Friday, June 16, 2017By:
Saturday, I had the unique opportunity to attend a Pride Parade over the weekend. It was incredible how many people came out in support, and even more amazing were the numbers of people marching along the route; they came in groups or stood high on floats, waving to the crowds as they passed by, dominating the block with their presence. It went on hours longer than I could have expected, and a grand, festive display of unified celebration stretched on for a mile in either direction. For all the tension and unsurety that permeates our lives on a daily basis, it's truly something awe-inspiring to see so many get to gether to celebrate who we collectively are and bask in the differences that make us so richly diverse.
Back on the work front, my progress with my intern partner has gone satisfyingly well. Each day we have more concrete and developed material, and soon we'll be publishing all of our hard work for others to see and use. Given the scale of what we're trying to do, I can confidently say that our efforts will have a profound effect on SPS efforts to bring outreach options to anyone who wants them. In addition, I'm also looking forward to what I'll be able to do later in the summer at NIST working directly with teachers, and hopefully at the Cincinatti Summer meeting of AAPT.

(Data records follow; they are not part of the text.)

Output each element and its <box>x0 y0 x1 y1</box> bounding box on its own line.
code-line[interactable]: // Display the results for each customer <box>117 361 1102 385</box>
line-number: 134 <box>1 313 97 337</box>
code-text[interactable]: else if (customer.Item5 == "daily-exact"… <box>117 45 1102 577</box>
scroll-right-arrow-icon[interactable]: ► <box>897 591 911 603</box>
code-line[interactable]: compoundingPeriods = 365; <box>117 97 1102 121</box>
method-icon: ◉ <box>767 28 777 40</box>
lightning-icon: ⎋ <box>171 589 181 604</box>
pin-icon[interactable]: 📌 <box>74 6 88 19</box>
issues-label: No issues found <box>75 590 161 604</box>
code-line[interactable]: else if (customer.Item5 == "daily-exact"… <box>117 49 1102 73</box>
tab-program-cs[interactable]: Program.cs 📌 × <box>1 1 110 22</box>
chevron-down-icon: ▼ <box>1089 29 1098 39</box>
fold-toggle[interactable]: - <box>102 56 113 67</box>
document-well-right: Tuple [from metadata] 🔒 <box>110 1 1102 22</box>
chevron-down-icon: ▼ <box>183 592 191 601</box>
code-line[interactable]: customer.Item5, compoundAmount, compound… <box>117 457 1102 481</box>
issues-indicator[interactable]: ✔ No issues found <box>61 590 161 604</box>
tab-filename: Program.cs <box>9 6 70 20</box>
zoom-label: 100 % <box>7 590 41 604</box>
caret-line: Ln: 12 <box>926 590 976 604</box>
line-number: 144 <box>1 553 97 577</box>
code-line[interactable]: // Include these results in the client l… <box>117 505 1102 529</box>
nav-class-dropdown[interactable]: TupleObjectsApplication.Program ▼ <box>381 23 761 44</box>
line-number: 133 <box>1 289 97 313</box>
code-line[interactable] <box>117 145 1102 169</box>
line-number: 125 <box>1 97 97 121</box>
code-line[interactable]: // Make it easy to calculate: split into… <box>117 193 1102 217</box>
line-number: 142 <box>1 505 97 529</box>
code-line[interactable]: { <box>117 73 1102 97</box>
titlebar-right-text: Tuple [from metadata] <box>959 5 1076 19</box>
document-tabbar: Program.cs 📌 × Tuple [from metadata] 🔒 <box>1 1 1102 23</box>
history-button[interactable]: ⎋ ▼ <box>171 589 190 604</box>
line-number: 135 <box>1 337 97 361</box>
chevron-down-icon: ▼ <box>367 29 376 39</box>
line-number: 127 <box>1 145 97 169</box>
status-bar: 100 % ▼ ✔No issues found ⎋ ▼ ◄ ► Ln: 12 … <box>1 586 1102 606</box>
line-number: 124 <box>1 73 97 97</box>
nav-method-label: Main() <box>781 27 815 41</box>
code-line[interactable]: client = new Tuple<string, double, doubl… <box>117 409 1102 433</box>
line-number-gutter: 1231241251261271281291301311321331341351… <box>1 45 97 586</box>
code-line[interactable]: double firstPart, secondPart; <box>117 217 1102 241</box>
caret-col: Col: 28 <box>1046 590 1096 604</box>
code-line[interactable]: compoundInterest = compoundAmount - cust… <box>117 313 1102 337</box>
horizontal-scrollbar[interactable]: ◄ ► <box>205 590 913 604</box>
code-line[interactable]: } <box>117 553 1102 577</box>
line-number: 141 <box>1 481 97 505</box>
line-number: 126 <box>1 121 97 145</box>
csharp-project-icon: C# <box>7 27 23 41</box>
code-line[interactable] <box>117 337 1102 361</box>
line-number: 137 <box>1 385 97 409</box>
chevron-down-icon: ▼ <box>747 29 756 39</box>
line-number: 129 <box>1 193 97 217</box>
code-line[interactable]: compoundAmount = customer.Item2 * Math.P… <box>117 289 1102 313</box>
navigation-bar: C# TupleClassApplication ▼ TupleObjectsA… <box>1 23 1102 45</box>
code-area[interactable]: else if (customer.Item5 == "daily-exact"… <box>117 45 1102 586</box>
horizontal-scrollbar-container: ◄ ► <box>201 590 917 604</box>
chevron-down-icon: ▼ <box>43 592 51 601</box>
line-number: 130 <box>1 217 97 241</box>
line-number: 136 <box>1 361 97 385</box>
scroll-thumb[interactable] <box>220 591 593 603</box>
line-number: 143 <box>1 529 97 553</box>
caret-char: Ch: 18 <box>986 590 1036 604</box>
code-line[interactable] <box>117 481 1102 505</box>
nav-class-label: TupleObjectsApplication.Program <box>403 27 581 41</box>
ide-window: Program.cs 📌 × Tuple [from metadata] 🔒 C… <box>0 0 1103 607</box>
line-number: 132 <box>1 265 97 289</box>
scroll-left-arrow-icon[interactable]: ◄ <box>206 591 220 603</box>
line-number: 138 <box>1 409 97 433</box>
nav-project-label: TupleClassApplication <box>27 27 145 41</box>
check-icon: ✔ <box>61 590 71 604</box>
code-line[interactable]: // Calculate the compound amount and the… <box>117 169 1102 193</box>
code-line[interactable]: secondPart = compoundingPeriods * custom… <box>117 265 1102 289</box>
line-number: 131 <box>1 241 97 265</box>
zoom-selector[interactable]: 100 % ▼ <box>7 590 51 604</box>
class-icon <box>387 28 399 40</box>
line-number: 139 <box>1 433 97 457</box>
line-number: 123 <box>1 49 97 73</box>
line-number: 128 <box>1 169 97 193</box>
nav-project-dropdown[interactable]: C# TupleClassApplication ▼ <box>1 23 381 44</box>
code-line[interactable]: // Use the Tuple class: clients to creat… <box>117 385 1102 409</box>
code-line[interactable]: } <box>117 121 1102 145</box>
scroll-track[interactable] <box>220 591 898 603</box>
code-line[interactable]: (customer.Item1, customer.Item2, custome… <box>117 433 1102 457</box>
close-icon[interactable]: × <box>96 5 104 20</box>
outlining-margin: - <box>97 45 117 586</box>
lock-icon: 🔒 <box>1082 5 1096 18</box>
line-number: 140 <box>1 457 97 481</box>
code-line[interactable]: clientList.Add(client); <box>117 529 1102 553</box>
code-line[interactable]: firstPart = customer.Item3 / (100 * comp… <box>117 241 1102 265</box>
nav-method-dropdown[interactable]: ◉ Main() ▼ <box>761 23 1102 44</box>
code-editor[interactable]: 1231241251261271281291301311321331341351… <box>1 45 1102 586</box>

Finally, the program organizers saw fit to treat us to dinner on a boat cruise this week. Last summer when I visited San Francisco for Physcon 2016, I took a ferry to Alcatraz island and filmed the American western coastline while I was aboard, thinking to myself how incredible and vast the pacific ocean must be from there on out. It reminds me of space in a way- spanning and indomitable, in a way that makes it almost seem infinite to something as small and fragile as me. Being back on the water reminded me of that vastness, and I wonder now if I can make my way just a little further east one of these days to see the other side of our great island, and say that I've seen the ends of the nation and shared my ideas with people from all over the world. Millennia ago, I might have thought I traveled all the way across the world. Millennia in the future, maybe my journey will seem even more insignificant.
But there's nowhere else in the known universe I'd rather be than right here, on our cozy little blue ball.
Thank you to Tim Fox, my old highschool physics teacher. You made it tough, in your own way, but given the perspective I have now there's nothing about that class I would have changed. Except maybe trying to turn in my homework a little more often.